Aside from that, it had only 64 bytes of scratchpad memory (ordinary RAM), and its code and data were supplied on ROM cartridges. It had no hardware sprite support, but its games and apps used sprites, little pictures painted onto the screen.

Its successors were built with more and more video RAM, giving more and more pixels per dimension and greater and greater color depth. Color was typically indexed color, reading off a color table, eventually reaching 8-bit color or 256 colors. With the fifth generation of consoles came 32-bit truecolor, representing the displayed colors directly. Also with the fifth generation came hardware support for 3D-graphics operations.

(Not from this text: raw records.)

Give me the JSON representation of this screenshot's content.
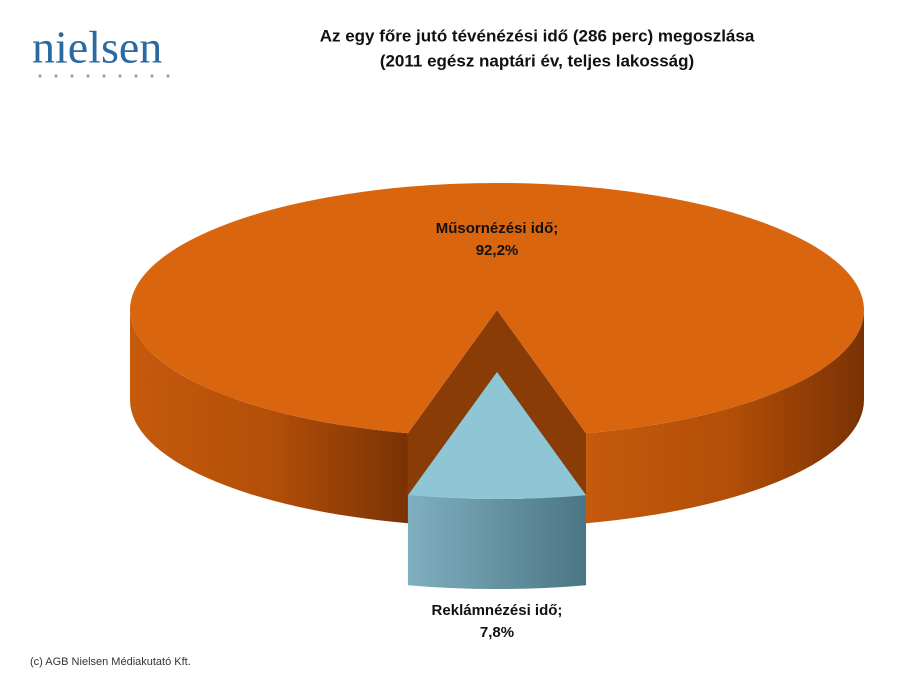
{
  "logo": "nielsen",
  "footer": "(c) AGB Nielsen Médiakutató Kft.",
  "chart_data": {
    "type": "pie3d",
    "title": [
      "Az egy főre jutó tévénézési idő (286 perc) megoszlása",
      "(2011 egész naptári év, teljes lakosság)"
    ],
    "categories": [
      "Műsornézési idő;",
      "Reklámnézési idő;"
    ],
    "values": [
      92.2,
      7.8
    ],
    "value_labels": [
      "92,2%",
      "7,8%"
    ],
    "colors": [
      "#d9650f",
      "#8ec6d6"
    ],
    "side_colors": [
      "#8a3c06",
      "#4f7f8e"
    ],
    "exploded": [
      false,
      true
    ]
  }
}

The  PlayStation (console), released in 3 December 1994, was arguably the flagship console of that generation. It was successful enough for its creator, Sony, to name its successor the Playstation 2.

So the high end of game-console graphics has gone

1972 - simple geometric shapes - 1976 - 2D sprites - 1994 - 3D models - (present)
 
Xbox Scarlett: Release Date, Specs, Price, and News | Den of Geek
The rumored specs for Xbox Scarlett suggest that it will boast 12 GB of RAM, a 1TB SSD hard drive, and an 8-core CPU. Looking at the specs of the Xbox One X, the most powerful console in the world at the moment, we'd say that most of those stats make sense, but it's likely that Microsoft will aim for 16GB of RAM if it's cost-efficient. At E3 2019, Microsoft confirmed that Scarlett will have an SSD and will feature a Zen 2 processor from AMD. You can learn more about its capabilities in this E3 2019 trailer:
Xbox Project Scarlett - E3 2019 - Reveal Trailer - YouTube - very disappointing, since it has only short snippets of what the new Xbox will be able to display.

It will be able to do 120 frames per second and have 8K resolution. Seems like overkill, especially the 8K resolution. It will also have raytracing and it will be released in 2020. Much like the Playstation 5. So that year will be the beginning of the ninth generation of game consoles.